Supply Chain Management in a Time of Crisis

GE Healthcare, which is ramping up ventilator production, is using 3-D printing both to make parts directly and to make molds for injection molding.  However, the chief engineer for advanced manufacturing at Healthcare says that some of the 3D-printing companies he has been talking to are shut down due to government edicts that deemed their work nonessential.

It sounds like they will get around this barrier…“We have a map of all the companies that have excess capacity, and so we’ll divert whatever print work we need to whatever company has got the ability right now, on top of the equipment we have at GE”…but I expect that there is going to be a lot of this sort of thing.
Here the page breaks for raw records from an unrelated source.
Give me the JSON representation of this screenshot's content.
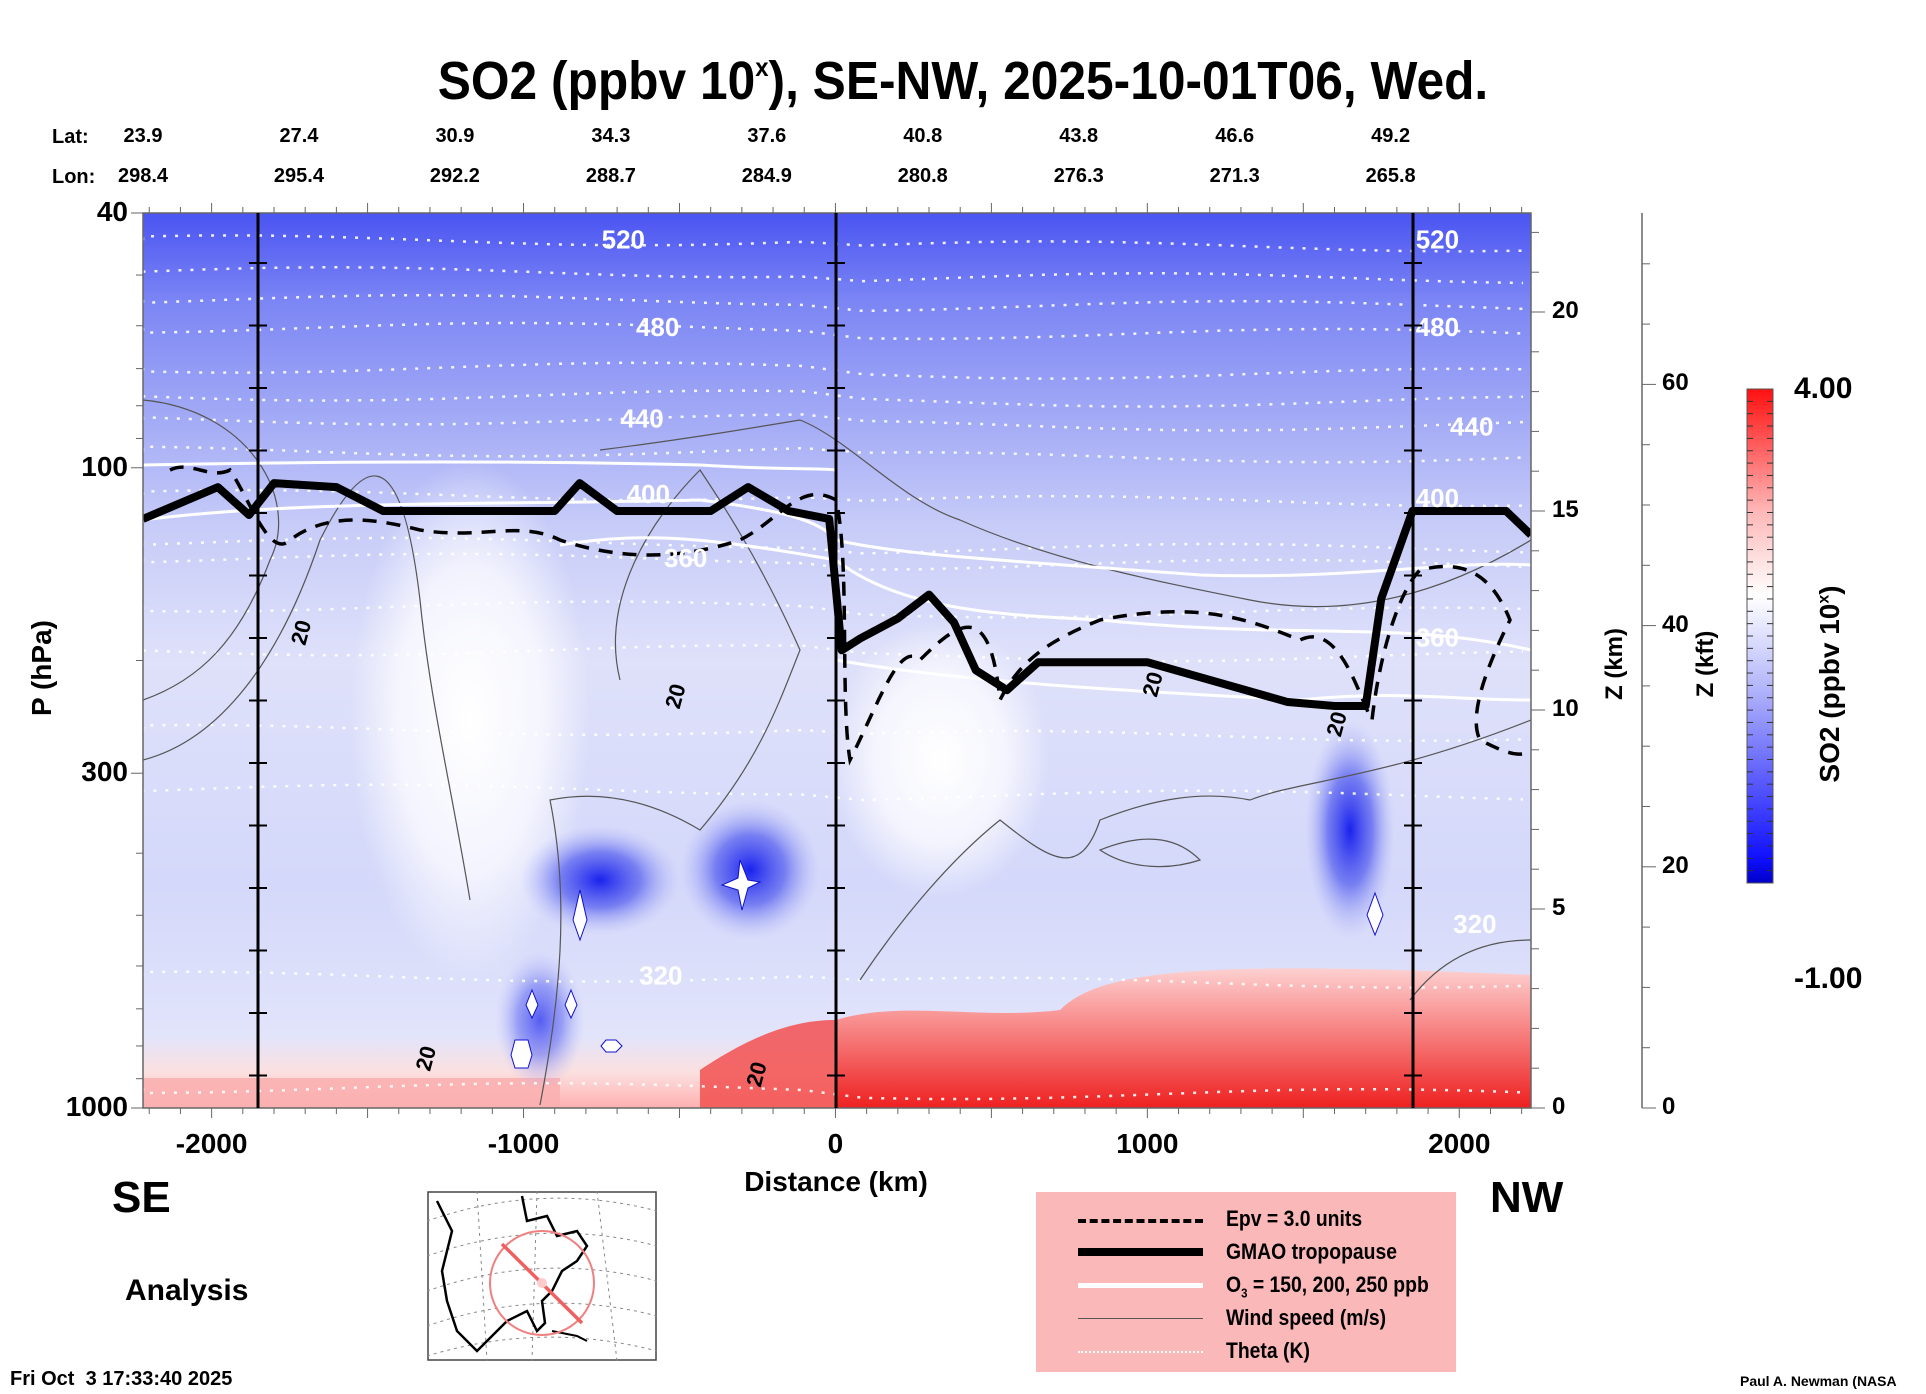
{
  "chart_data": {
    "type": "heatmap",
    "title": "SO2 (ppbv 10",
    "title_superscript": "x",
    "title_suffix": "), SE-NW, 2025-10-01T06, Wed.",
    "xlabel": "Distance (km)",
    "ylabel": "P (hPa)",
    "xlim": [
      -2220,
      2230
    ],
    "ylim_hpa": [
      1000,
      40
    ],
    "x_ticks": [
      -2000,
      -1000,
      0,
      1000,
      2000
    ],
    "x_tick_labels": [
      "-2000",
      "-1000",
      "0",
      "1000",
      "2000"
    ],
    "y_ticks_hpa": [
      40,
      100,
      300,
      1000
    ],
    "y_tick_labels": [
      "40",
      "100",
      "300",
      "1000"
    ],
    "z_km_axis": {
      "label": "Z (km)",
      "ticks": [
        0,
        5,
        10,
        15,
        20
      ],
      "tick_labels": [
        "0",
        "5",
        "10",
        "15",
        "20"
      ]
    },
    "z_kft_axis": {
      "label": "Z (kft)",
      "ticks": [
        0,
        20,
        40,
        60
      ],
      "tick_labels": [
        "0",
        "20",
        "40",
        "60"
      ]
    },
    "vertical_reference_lines_km": [
      -1850,
      0,
      1850
    ],
    "lat_lon_header": {
      "lat_label": "Lat:",
      "lon_label": "Lon:",
      "distance_km": [
        -2220,
        -1720,
        -1220,
        -720,
        -220,
        280,
        780,
        1280,
        1780
      ],
      "lat": [
        "23.9",
        "27.4",
        "30.9",
        "34.3",
        "37.6",
        "40.8",
        "43.8",
        "46.6",
        "49.2"
      ],
      "lon": [
        "298.4",
        "295.4",
        "292.2",
        "288.7",
        "284.9",
        "280.8",
        "276.3",
        "271.3",
        "265.8"
      ]
    },
    "colorbar": {
      "label": "SO2 (ppbv 10",
      "label_superscript": "x",
      "label_suffix": ")",
      "min": -1.0,
      "max": 4.0,
      "min_label": "-1.00",
      "max_label": "4.00",
      "levels": 40,
      "colors": {
        "low": "#0000c8",
        "mid": "#ffffff",
        "high": "#ff0000"
      }
    },
    "theta_contours_K": [
      {
        "label": "520",
        "z_km": 21.8,
        "label_x_km": -680
      },
      {
        "label": "480",
        "z_km": 19.6,
        "label_x_km": -570
      },
      {
        "label": "440",
        "z_km": 17.3,
        "label_x_km": -620
      },
      {
        "label": "400",
        "z_km": 15.4,
        "label_x_km": -600
      },
      {
        "label": "360",
        "z_km": 13.8,
        "label_x_km": -480
      },
      {
        "label": "320",
        "z_km": 3.3,
        "label_x_km": -560
      }
    ],
    "theta_right_labels": [
      {
        "label": "520",
        "z_km": 21.8,
        "x_km": 1930
      },
      {
        "label": "480",
        "z_km": 19.6,
        "x_km": 1930
      },
      {
        "label": "440",
        "z_km": 17.1,
        "x_km": 2040
      },
      {
        "label": "400",
        "z_km": 15.3,
        "x_km": 1930
      },
      {
        "label": "360",
        "z_km": 11.8,
        "x_km": 1930
      },
      {
        "label": "320",
        "z_km": 4.6,
        "x_km": 2050
      }
    ],
    "wind_contour_labels": [
      {
        "label": "20",
        "x_km": -1690,
        "z_km": 11.9
      },
      {
        "label": "20",
        "x_km": -490,
        "z_km": 10.3
      },
      {
        "label": "20",
        "x_km": -1290,
        "z_km": 1.2
      },
      {
        "label": "20",
        "x_km": -230,
        "z_km": 0.8
      },
      {
        "label": "20",
        "x_km": 1040,
        "z_km": 10.6
      },
      {
        "label": "20",
        "x_km": 1630,
        "z_km": 9.6
      }
    ],
    "tropopause_km_profile": {
      "x_km": [
        -2220,
        -1980,
        -1880,
        -1800,
        -1600,
        -1450,
        -1200,
        -900,
        -820,
        -700,
        -400,
        -280,
        -150,
        -20,
        20,
        80,
        200,
        300,
        380,
        450,
        550,
        650,
        800,
        1000,
        1450,
        1600,
        1700,
        1750,
        1850,
        2150,
        2230
      ],
      "z_km": [
        14.8,
        15.6,
        14.9,
        15.7,
        15.6,
        15.0,
        15.0,
        15.0,
        15.7,
        15.0,
        15.0,
        15.6,
        15.0,
        14.8,
        11.5,
        11.8,
        12.3,
        12.9,
        12.2,
        11.0,
        10.5,
        11.2,
        11.2,
        11.2,
        10.2,
        10.1,
        10.1,
        12.8,
        15.0,
        15.0,
        14.4
      ]
    },
    "so2_features": [
      {
        "type": "max_blue",
        "x_km": -830,
        "z_km": 5.0
      },
      {
        "type": "max_blue",
        "x_km": -290,
        "z_km": 5.6
      },
      {
        "type": "max_blue",
        "x_km": 1750,
        "z_km": 4.9
      },
      {
        "type": "surface_red",
        "x_range_km": [
          0,
          2230
        ],
        "z_range_km": [
          0,
          3.0
        ]
      },
      {
        "type": "surface_red",
        "x_range_km": [
          -2220,
          -1400
        ],
        "z_range_km": [
          0,
          0.5
        ]
      }
    ]
  },
  "labels": {
    "se": "SE",
    "nw": "NW",
    "analysis": "Analysis",
    "timestamp": "Fri Oct  3 17:33:40 2025",
    "credit": "Paul A. Newman (NASA"
  },
  "legend": {
    "items": [
      {
        "label": "Epv = 3.0 units",
        "style": "dashed"
      },
      {
        "label": "GMAO tropopause",
        "style": "thick"
      },
      {
        "label_pre": "O",
        "label_sub": "3",
        "label_post": " = 150, 200, 250 ppb",
        "style": "white"
      },
      {
        "label": "Wind speed (m/s)",
        "style": "thin"
      },
      {
        "label": "Theta (K)",
        "style": "dotted"
      }
    ]
  },
  "map_inset": {
    "track_color": "#f08080",
    "description": "North America with SE-NW transect over the eastern US"
  }
}
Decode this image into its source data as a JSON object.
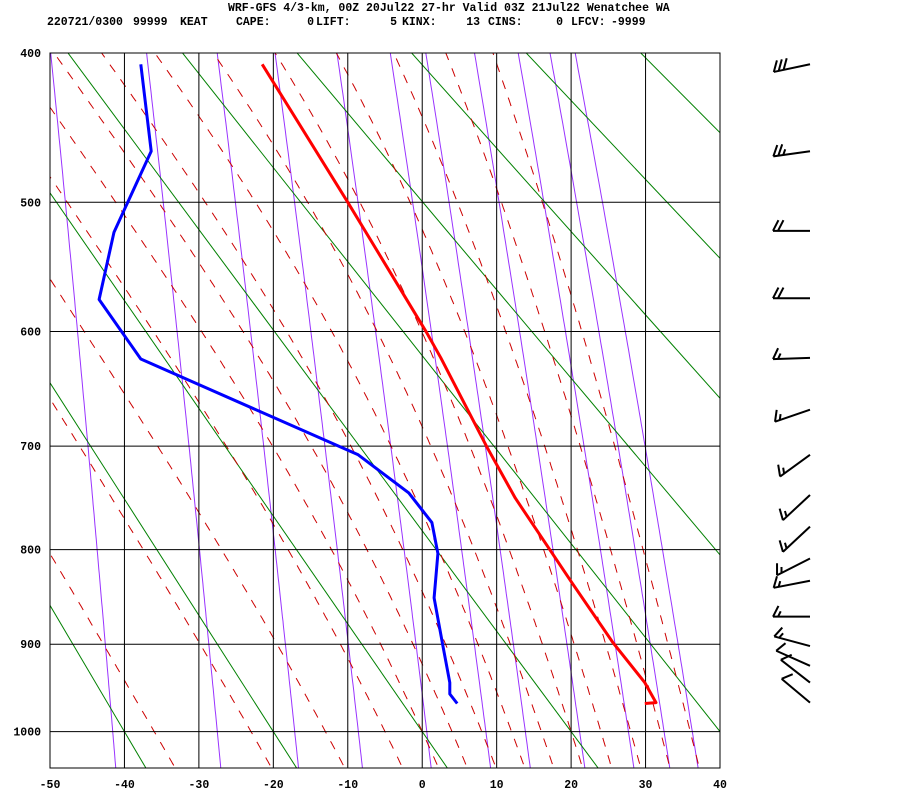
{
  "header": {
    "title": "WRF-GFS 4/3-km, 00Z 20Jul22 27-hr Valid 03Z 21Jul22 Wenatchee WA",
    "date_time": "220721/0300",
    "station_number": "99999",
    "station_id": "KEAT",
    "indices": [
      {
        "label": "CAPE:",
        "value": "0"
      },
      {
        "label": "LIFT:",
        "value": "5"
      },
      {
        "label": "KINX:",
        "value": "13"
      },
      {
        "label": "CINS:",
        "value": "0"
      },
      {
        "label": "LFCV:",
        "value": "-9999"
      }
    ]
  },
  "chart_data": {
    "type": "line",
    "diagram": "Stuve thermodynamic diagram",
    "title": "",
    "xlabel": "",
    "ylabel": "",
    "xlim": [
      -50,
      40
    ],
    "ylim": [
      1050,
      400
    ],
    "x_ticks": [
      "-50",
      "-40",
      "-30",
      "-20",
      "-10",
      "0",
      "10",
      "20",
      "30",
      "40"
    ],
    "y_ticks": [
      "400",
      "500",
      "600",
      "700",
      "800",
      "900",
      "1000"
    ],
    "grid": true,
    "colors": {
      "temperature": "#ff0000",
      "dewpoint": "#0000ff",
      "dry_adiabat": "#008000",
      "moist_adiabat": "#cc0000",
      "mixing_ratio": "#9933ff",
      "grid": "#000000"
    },
    "series": [
      {
        "key": "temperature",
        "points": [
          [
            407,
            -21.5
          ],
          [
            500,
            -10.0
          ],
          [
            601,
            0.6
          ],
          [
            622,
            2.5
          ],
          [
            701,
            8.7
          ],
          [
            749,
            12.5
          ],
          [
            834,
            20.1
          ],
          [
            898,
            25.6
          ],
          [
            943,
            29.9
          ],
          [
            966,
            31.4
          ],
          [
            967,
            29.9
          ]
        ]
      },
      {
        "key": "dewpoint",
        "points": [
          [
            407,
            -37.8
          ],
          [
            464,
            -36.4
          ],
          [
            522,
            -41.4
          ],
          [
            574,
            -43.4
          ],
          [
            623,
            -37.8
          ],
          [
            708,
            -8.6
          ],
          [
            744,
            -1.8
          ],
          [
            773,
            1.3
          ],
          [
            804,
            2.1
          ],
          [
            850,
            1.6
          ],
          [
            903,
            2.8
          ],
          [
            943,
            3.7
          ],
          [
            956,
            3.7
          ],
          [
            967,
            4.7
          ]
        ]
      }
    ],
    "dry_adiabats_theta_c": [
      -60,
      -40,
      -20,
      0,
      20,
      40,
      60,
      80,
      100,
      120,
      140
    ],
    "moist_adiabats_t1000_c": [
      -36,
      -23,
      -13,
      -5,
      0,
      4,
      8,
      12,
      16,
      20,
      24,
      28,
      32,
      36
    ],
    "mixing_ratio_lines_gkg": [
      0.1,
      0.4,
      1,
      2,
      4,
      7,
      10,
      16,
      24,
      32,
      40
    ],
    "wind_barbs": [
      {
        "p": 407,
        "dir": 258,
        "spd": 30
      },
      {
        "p": 464,
        "dir": 262,
        "spd": 25
      },
      {
        "p": 521,
        "dir": 270,
        "spd": 20
      },
      {
        "p": 573,
        "dir": 270,
        "spd": 20
      },
      {
        "p": 622,
        "dir": 268,
        "spd": 15
      },
      {
        "p": 667,
        "dir": 251,
        "spd": 15
      },
      {
        "p": 708,
        "dir": 234,
        "spd": 15
      },
      {
        "p": 746,
        "dir": 227,
        "spd": 15
      },
      {
        "p": 777,
        "dir": 227,
        "spd": 15
      },
      {
        "p": 809,
        "dir": 243,
        "spd": 15
      },
      {
        "p": 832,
        "dir": 259,
        "spd": 15
      },
      {
        "p": 870,
        "dir": 270,
        "spd": 15
      },
      {
        "p": 902,
        "dir": 285,
        "spd": 15
      },
      {
        "p": 924,
        "dir": 294,
        "spd": 10
      },
      {
        "p": 943,
        "dir": 308,
        "spd": 10
      },
      {
        "p": 966,
        "dir": 310,
        "spd": 10
      }
    ]
  }
}
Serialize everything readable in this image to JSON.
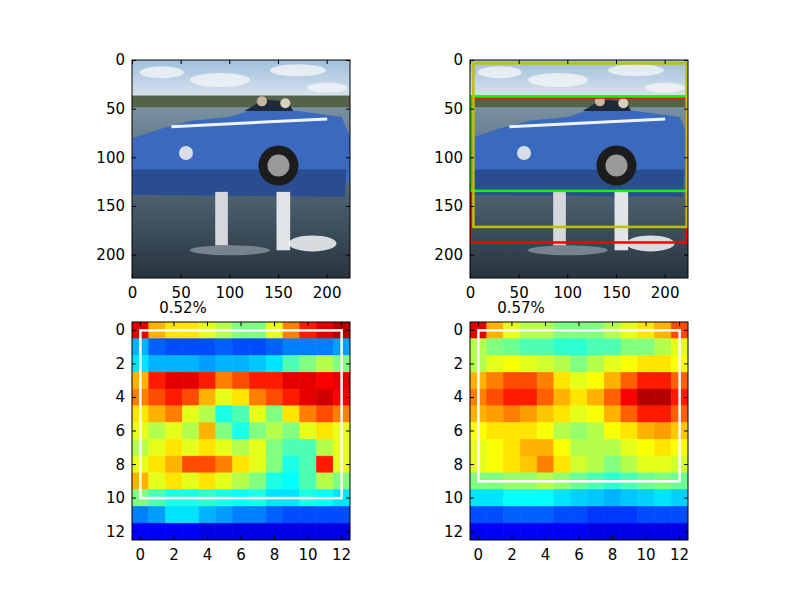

There is no way that local or state officials can understand the supply chain dependencies that exist between a seemingly-minor local business and a major national priority somewhere up a level or two (or more) in the product structure. In some cases, all it might take is a letter from the top-tier manufacturer certifying the importance of the work the supplier is doing, but in many cases I suspect that the only rapid solutions will require Federal involvement.

5 thoughts on “Supply Chain Management in a Time of Crisis”

  1. Talking to a colleague at Ford the bottle neck was testing, which head said is 6 hours for what the components they are making. Additonal prodution capacity will increase the output in the field however there is the staffing issue, which is something else entirely.

  2. That Madison plant is big; their biggest product is anesthesia machines. They’ve got quite a bit of space to ramp up vents.

  3. Will politicians and especially young millennials learn the proper lesson from this crisis? Planned Economies can’t work and never work no matter the good intentions.